= Ejemekwuru =

Community in Imo State, Nigeria

Ejemekwuru is an Igbo-speaking community located in the northwestern part of Imo State, in southeastern Nigeria. It is situated within the Oguta Local Government Area and forms part of the larger Owerri cultural zone of the state. The community is primarily agrarian, with farming serving as a major occupation, and it shares cultural, linguistic, and traditional ties with neighbouring Igbo communities.

== Geography, language, and demographics ==
Ejemekwuru is a community in the Oguta Local Government Area of Imo State, in southeastern Nigeria. The inhabitants are predominantly Igbo and speak the Igbo language, with a dialect that is closely related to Central Igbo.

Ejemekwuru is located along the Ogbaku–Oguta road, 15 km from Owerri, 6 km from Ogbaku, and 17 km from Kalabari Beach in Oguta. It is bordered to the west by Agwa , to the east by Ishieke in Azara Obiato, to the north by Akabor and Izombe, and to the south by Ogbaku communities. Ejemekwuru also lies on the southeastern boundary of the Oguta Local Government Area.

The town covers an area of about 16 km^{2}, of which roughly one-third is zoned for residential use and the remainder for agriculture. In January 1996, Ejemekwuru was granted the status of an autonomous community by the Government of Imo State, a decision published in the Imo State of Nigeria Extraordinary Gazette, No. 2, Vol. 21, in April 1996. Prior to this, it was part of the Awa Autonomous Community.

Ejemekwuru consists of five main village groups: Umuagwo, Umuebe, Umuawo, Umuoduwa, and Umuakum. Each village group has its own administrative unit, which is further subdivided into smaller villages and kindreds.

The community is served by four major roads running north–south and east–west. The north–south route, also known as the Ogbaku–Oguta road, connects Ogbaku to the south with Izombe and Oguta to the north. The east–west route, the Azara Obiato–Agwa road, links Agwa to the west with Azara Obiato to the east.

Ejemekwuru has a tropical rainforest climate, with two main seasons: the rainy season (udu mmiri), which lasts from April to October, and the dry season (okochi), which runs from November to March.

== Education and other public amenities ==
Ejemekwuru has 3 public elementary schools: Community School Ejemekwuru (formerly St. Peters Catholic School), Primary School Ejemekwuru (formerly St. Marks Anglican School), and Town School Ejemekwuru.

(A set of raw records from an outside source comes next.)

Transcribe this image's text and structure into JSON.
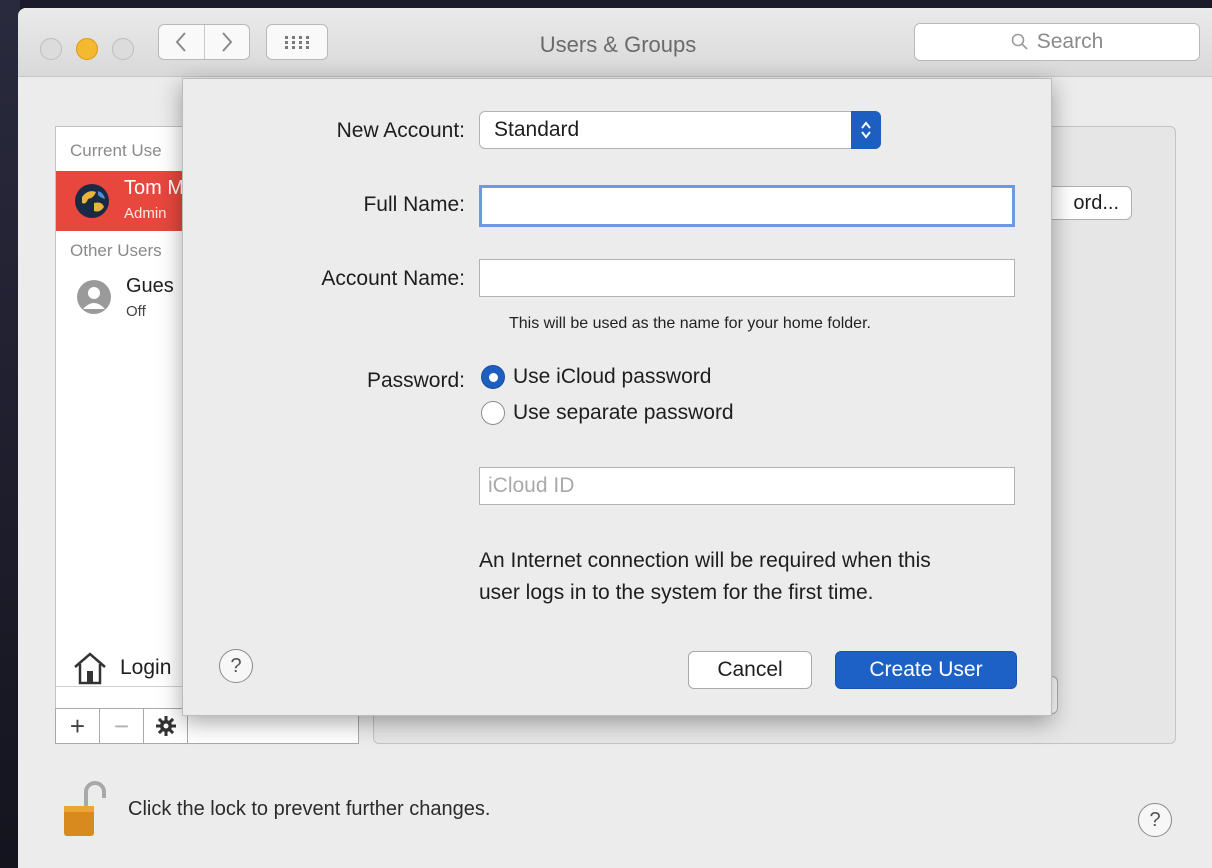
{
  "window": {
    "title": "Users & Groups",
    "search_placeholder": "Search"
  },
  "sidebar": {
    "current_users_header": "Current Use",
    "current_user": {
      "name": "Tom M",
      "role": "Admin"
    },
    "other_users_header": "Other Users",
    "guest_user": {
      "name": "Gues",
      "status": "Off"
    },
    "login_options_label": "Login",
    "add_label": "+",
    "remove_label": "−"
  },
  "background": {
    "change_password_fragment": "ord...",
    "lock_text": "Click the lock to prevent further changes."
  },
  "sheet": {
    "new_account_label": "New Account:",
    "account_type_value": "Standard",
    "full_name_label": "Full Name:",
    "full_name_value": "",
    "account_name_label": "Account Name:",
    "account_name_value": "",
    "account_name_hint": "This will be used as the name for your home folder.",
    "password_label": "Password:",
    "password_options": [
      {
        "label": "Use iCloud password",
        "selected": true
      },
      {
        "label": "Use separate password",
        "selected": false
      }
    ],
    "icloud_id_placeholder": "iCloud ID",
    "info_text_line1": "An Internet connection will be required when this",
    "info_text_line2": "user logs in to the system for the first time.",
    "help_label": "?",
    "cancel_label": "Cancel",
    "create_label": "Create User"
  },
  "colors": {
    "accent_blue": "#1e61c6",
    "selection_red": "#e8473e",
    "minimize_yellow": "#f4b92e"
  },
  "icons": [
    "back-icon",
    "forward-icon",
    "grid-icon",
    "search-icon",
    "globe-avatar-icon",
    "guest-avatar-icon",
    "house-icon",
    "gear-icon",
    "lock-icon",
    "help-icon",
    "stepper-icon"
  ]
}
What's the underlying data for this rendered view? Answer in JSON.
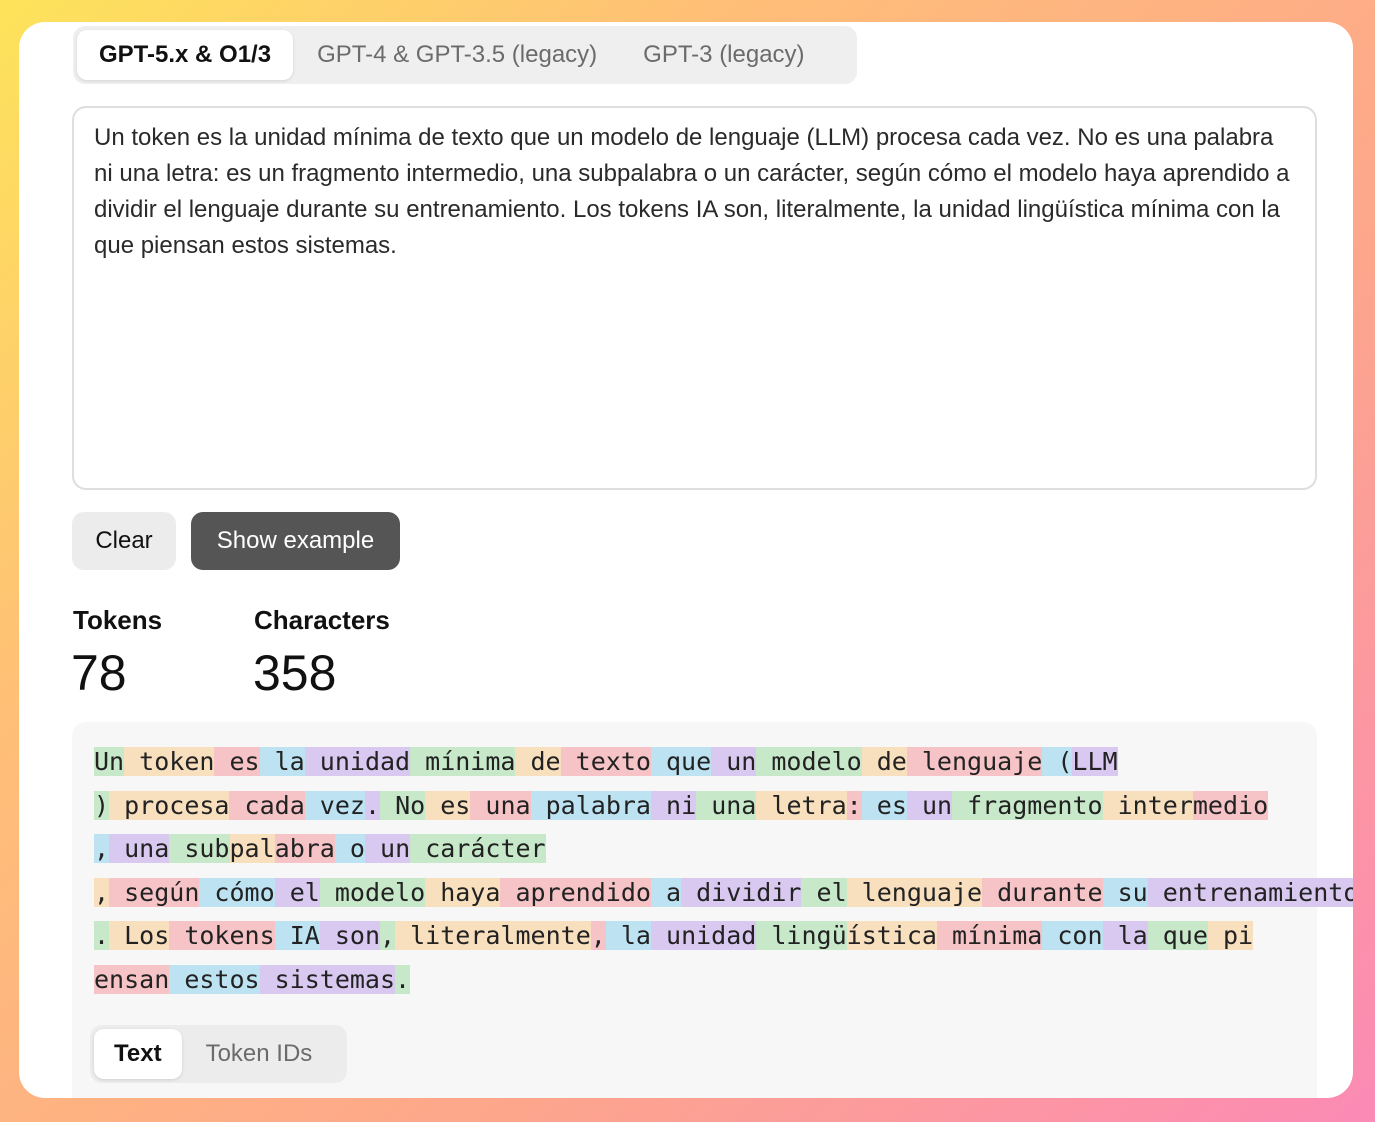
{
  "model_tabs": [
    {
      "label": "GPT-5.x & O1/3",
      "active": true
    },
    {
      "label": "GPT-4 & GPT-3.5 (legacy)",
      "active": false
    },
    {
      "label": "GPT-3 (legacy)",
      "active": false
    }
  ],
  "input_text": "Un token es la unidad mínima de texto que un modelo de lenguaje (LLM) procesa cada vez. No es una palabra ni una letra: es un fragmento intermedio, una subpalabra o un carácter, según cómo el modelo haya aprendido a dividir el lenguaje durante su entrenamiento. Los tokens IA son, literalmente, la unidad lingüística mínima con la que piensan estos sistemas.",
  "buttons": {
    "clear": "Clear",
    "show_example": "Show example"
  },
  "stats": {
    "tokens_label": "Tokens",
    "tokens_value": "78",
    "characters_label": "Characters",
    "characters_value": "358"
  },
  "token_colors": [
    "#c7e8c9",
    "#f8dfbd",
    "#f6c3c7",
    "#bde3f3",
    "#d9c9f1"
  ],
  "tokens": [
    "Un",
    " token",
    " es",
    " la",
    " unidad",
    " mínima",
    " de",
    " texto",
    " que",
    " un",
    " modelo",
    " de",
    " lenguaje",
    " (",
    "LLM",
    ")",
    " procesa",
    " cada",
    " vez",
    ".",
    " No",
    " es",
    " una",
    " palabra",
    " ni",
    " una",
    " letra",
    ":",
    " es",
    " un",
    " fragmento",
    " inter",
    "medio",
    ",",
    " una",
    " sub",
    "pal",
    "abra",
    " o",
    " un",
    " carácter",
    ",",
    " según",
    " cómo",
    " el",
    " modelo",
    " haya",
    " aprendido",
    " a",
    " dividir",
    " el",
    " lenguaje",
    " durante",
    " su",
    " entrenamiento",
    ".",
    " Los",
    " tokens",
    " IA",
    " son",
    ",",
    " literalmente",
    ",",
    " la",
    " unidad",
    " lingü",
    "ística",
    " mínima",
    " con",
    " la",
    " que",
    " pi",
    "ensan",
    " estos",
    " sistemas",
    "."
  ],
  "view_tabs": [
    {
      "label": "Text",
      "active": true
    },
    {
      "label": "Token IDs",
      "active": false
    }
  ]
}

At the center of the community are situated the Ejemekwuru Post Office, a part of the Nigerian Postal Service System, and the Ejemkwuru Primary Health Center, a public primary healthcare clinic. In addition, there are a number of private primary healthcare providers, notably the Marycare Healthcare Center Ejemekwuru, built, funded, and operated by the US-based NGO, Marycare Inc.

== Governance ==
Since becoming an autonomous community, Ejemekwuru is governed by two arms of administration – the Ezeship Council headed by the traditional ruler (Eze) of the community (who goes by the title Ekwuruoma of Ejemekwuru ), and the Town Union headed by the President of the Town Union.

The Eze is the traditional and cultural head of the community. He is also the chief security officer of the community. Since the elevation to an autonomous community in 1996, the Ejemekwuru community has crowned the following traditional rulers (Ezes):

- The late HRH Eze Kevin Ojure-Amadi, Ekwuruoma I of Ejemekwuru (2007 – 2013)
- The late HRH Eze Val Ngozi Nwoke, Ekwuruoma II of Ejemekwuru (2016 – 2019)
- In March 2022, Ezeogo Eze Obinna Hippolyte Duru (Nze n'Ozo, KSJI), Ekwuruoma III of Ejemekwuru became the third traditional ruler of the Ejemekwuru community.

The Town Union (formerly called Ejemekwuru Progressive Union and now Ejemekwuru Town Union) is the political and administrative arm of the community administration. Together with the heads of the groups of villages, they handle political and administrative issues within the community. Ejemekwuru has seen numerous Town Union Presidents since the inception of the formal Town Union in 1945.

== Tourism and sites ==
Ejemekwuru is 15 km from the capital city Owerri and 17 km from Kalabari beach on the shores of the massive Oguta lake. Oguta lake is noted for the presence of the confluence of the blue water from the lake and the muddy water from Orashi River.

Also within Ejemekwuru are the tropical dense forest containing the sacred shrines popularly called Oke Ohia Ezeala. Within this forest are sacred monkeys which in years back were dedicated to the Ezeala deity (so they can not be hunted or eaten), and by such dedication are naturally preserved and protected (similar to animals in a game reserve). This preserved tropical forest is also home to rich fauna and flora, and a natural haven for biodiversity.

Ejemekwuru is also one of the early oil exploration hubs for the Shell Oil company. A legacy Shell well (never produced) is still present in modern-day Ejemekwuru.